Quasi-Equivalence Discovery for Zero-Shot Emergent Communication
- URL: http://arxiv.org/abs/2103.08067v1
- Date: Sun, 14 Mar 2021 23:42:37 GMT
- Title: Quasi-Equivalence Discovery for Zero-Shot Emergent Communication
- Authors: Kalesha Bullard, Douwe Kiela, Joelle Pineau, Jakob Foerster
- Abstract summary: We present a novel problem setting and the Quasi-Equivalence Discovery algorithm that allows for zero-shot coordination (ZSC)
We show that these two factors lead to unique optimal ZSC policies in referential games.
QED can iteratively discover the symmetries in this setting and converges to the optimal ZSC policy.
- Score: 63.175848843466845
- License: http://creativecommons.org/licenses/by/4.0/
- Abstract: Effective communication is an important skill for enabling information
exchange in multi-agent settings and emergent communication is now a vibrant
field of research, with common settings involving discrete cheap-talk channels.

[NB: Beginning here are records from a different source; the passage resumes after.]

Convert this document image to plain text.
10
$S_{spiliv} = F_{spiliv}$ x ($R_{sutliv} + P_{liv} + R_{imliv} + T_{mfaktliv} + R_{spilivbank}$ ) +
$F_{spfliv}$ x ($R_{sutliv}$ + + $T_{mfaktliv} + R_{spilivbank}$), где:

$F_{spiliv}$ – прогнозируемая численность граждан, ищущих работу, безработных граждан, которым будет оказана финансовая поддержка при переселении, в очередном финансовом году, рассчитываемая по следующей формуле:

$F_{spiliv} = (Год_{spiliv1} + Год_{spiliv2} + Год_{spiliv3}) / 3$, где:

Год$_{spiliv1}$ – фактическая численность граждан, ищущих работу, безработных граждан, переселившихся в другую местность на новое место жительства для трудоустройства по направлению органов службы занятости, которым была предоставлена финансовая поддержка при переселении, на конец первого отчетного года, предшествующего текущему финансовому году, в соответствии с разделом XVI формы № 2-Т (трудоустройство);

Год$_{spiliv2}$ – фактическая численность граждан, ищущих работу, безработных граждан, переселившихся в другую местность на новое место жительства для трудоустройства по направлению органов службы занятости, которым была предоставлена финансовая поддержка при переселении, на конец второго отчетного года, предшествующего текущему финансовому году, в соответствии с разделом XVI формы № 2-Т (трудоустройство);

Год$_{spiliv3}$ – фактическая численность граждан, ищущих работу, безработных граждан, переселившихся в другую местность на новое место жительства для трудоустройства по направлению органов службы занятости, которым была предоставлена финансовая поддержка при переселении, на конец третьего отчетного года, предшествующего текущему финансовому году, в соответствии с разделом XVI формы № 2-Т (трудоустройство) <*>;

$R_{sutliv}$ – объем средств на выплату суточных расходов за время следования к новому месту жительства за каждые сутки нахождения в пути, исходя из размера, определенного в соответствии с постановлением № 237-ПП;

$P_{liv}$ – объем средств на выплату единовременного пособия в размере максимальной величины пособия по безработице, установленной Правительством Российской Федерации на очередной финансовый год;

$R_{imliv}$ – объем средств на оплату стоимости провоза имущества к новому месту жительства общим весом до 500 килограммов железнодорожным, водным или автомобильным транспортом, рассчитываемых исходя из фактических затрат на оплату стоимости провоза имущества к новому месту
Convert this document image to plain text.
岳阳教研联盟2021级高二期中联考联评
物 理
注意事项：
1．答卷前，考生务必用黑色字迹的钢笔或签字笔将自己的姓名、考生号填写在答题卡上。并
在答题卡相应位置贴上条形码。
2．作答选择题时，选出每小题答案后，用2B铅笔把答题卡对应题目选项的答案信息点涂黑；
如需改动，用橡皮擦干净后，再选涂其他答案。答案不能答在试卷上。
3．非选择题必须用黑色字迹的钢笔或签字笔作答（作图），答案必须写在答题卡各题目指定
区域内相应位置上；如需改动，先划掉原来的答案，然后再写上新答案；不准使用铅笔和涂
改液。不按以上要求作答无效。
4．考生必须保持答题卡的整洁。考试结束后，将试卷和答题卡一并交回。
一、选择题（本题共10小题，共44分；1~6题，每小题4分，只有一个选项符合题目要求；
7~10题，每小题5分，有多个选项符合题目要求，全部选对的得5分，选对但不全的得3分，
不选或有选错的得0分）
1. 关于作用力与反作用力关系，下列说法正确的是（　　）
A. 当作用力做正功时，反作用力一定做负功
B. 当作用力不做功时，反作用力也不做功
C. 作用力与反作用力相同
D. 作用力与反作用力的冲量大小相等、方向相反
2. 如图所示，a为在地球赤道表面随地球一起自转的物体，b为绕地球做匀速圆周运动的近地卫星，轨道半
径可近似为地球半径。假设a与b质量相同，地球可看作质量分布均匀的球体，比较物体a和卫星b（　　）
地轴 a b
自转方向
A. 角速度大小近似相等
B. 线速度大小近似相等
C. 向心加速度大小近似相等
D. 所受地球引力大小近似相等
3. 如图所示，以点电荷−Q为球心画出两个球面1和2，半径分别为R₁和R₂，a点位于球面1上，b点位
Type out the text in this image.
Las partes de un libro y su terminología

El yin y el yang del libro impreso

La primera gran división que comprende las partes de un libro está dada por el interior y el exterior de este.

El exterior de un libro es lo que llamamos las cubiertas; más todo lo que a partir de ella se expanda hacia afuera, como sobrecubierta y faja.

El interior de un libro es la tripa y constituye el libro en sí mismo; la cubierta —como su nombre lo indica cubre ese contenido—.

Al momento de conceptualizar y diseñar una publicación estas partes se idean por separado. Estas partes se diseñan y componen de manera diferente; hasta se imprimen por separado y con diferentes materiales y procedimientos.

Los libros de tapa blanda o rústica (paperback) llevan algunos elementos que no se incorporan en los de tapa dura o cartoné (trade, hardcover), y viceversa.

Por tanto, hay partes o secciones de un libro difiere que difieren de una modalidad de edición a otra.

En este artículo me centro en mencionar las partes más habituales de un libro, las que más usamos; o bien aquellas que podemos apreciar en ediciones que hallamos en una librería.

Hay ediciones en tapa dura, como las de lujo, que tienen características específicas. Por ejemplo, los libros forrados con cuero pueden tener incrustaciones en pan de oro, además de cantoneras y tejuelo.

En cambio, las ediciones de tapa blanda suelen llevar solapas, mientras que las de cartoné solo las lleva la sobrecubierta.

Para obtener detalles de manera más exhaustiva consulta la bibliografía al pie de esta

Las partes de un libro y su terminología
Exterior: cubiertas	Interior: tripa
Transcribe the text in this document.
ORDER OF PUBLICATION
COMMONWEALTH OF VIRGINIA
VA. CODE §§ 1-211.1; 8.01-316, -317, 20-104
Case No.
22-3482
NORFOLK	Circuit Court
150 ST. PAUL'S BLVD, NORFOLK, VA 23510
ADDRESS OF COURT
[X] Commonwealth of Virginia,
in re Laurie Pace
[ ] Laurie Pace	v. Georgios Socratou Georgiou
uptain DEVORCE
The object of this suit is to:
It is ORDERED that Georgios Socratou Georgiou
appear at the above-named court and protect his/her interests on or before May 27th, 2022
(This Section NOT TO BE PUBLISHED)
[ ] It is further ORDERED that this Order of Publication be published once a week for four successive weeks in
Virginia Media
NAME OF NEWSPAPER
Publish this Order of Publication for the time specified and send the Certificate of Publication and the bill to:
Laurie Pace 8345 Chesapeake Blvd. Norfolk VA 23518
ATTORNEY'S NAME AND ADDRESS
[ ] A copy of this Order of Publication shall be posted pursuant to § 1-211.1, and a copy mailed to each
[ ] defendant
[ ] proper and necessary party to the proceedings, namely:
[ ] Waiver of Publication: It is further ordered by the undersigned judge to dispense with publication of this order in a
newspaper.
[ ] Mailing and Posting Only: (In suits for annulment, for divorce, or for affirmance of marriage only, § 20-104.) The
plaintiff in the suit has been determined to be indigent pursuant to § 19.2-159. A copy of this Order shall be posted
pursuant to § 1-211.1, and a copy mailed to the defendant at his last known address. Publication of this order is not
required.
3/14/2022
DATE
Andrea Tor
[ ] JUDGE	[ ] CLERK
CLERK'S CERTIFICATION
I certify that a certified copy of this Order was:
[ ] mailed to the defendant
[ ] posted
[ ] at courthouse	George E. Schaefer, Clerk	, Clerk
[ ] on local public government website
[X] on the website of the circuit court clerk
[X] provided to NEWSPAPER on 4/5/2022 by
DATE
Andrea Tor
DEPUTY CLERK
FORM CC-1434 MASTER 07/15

Since, by definition, these settings involve arbitrary encoding of information,
typically they do not allow for the learned protocols to generalize beyond
training partners. In contrast, in this work, we present a novel problem
setting and the Quasi-Equivalence Discovery (QED) algorithm that allows for
zero-shot coordination (ZSC), i.e., discovering protocols that can generalize
to independently trained agents. Real world problem settings often contain
costly communication channels, e.g., robots have to physically move their
limbs, and a non-uniform distribution over intents. We show that these two
factors lead to unique optimal ZSC policies in referential games, where agents
use the energy cost of the messages to communicate intent. Other-Play was
recently introduced for learning optimal ZSC policies, but requires prior
access to the symmetries of the problem. Instead, QED can iteratively discovers
the symmetries in this setting and converges to the optimal ZSC policy.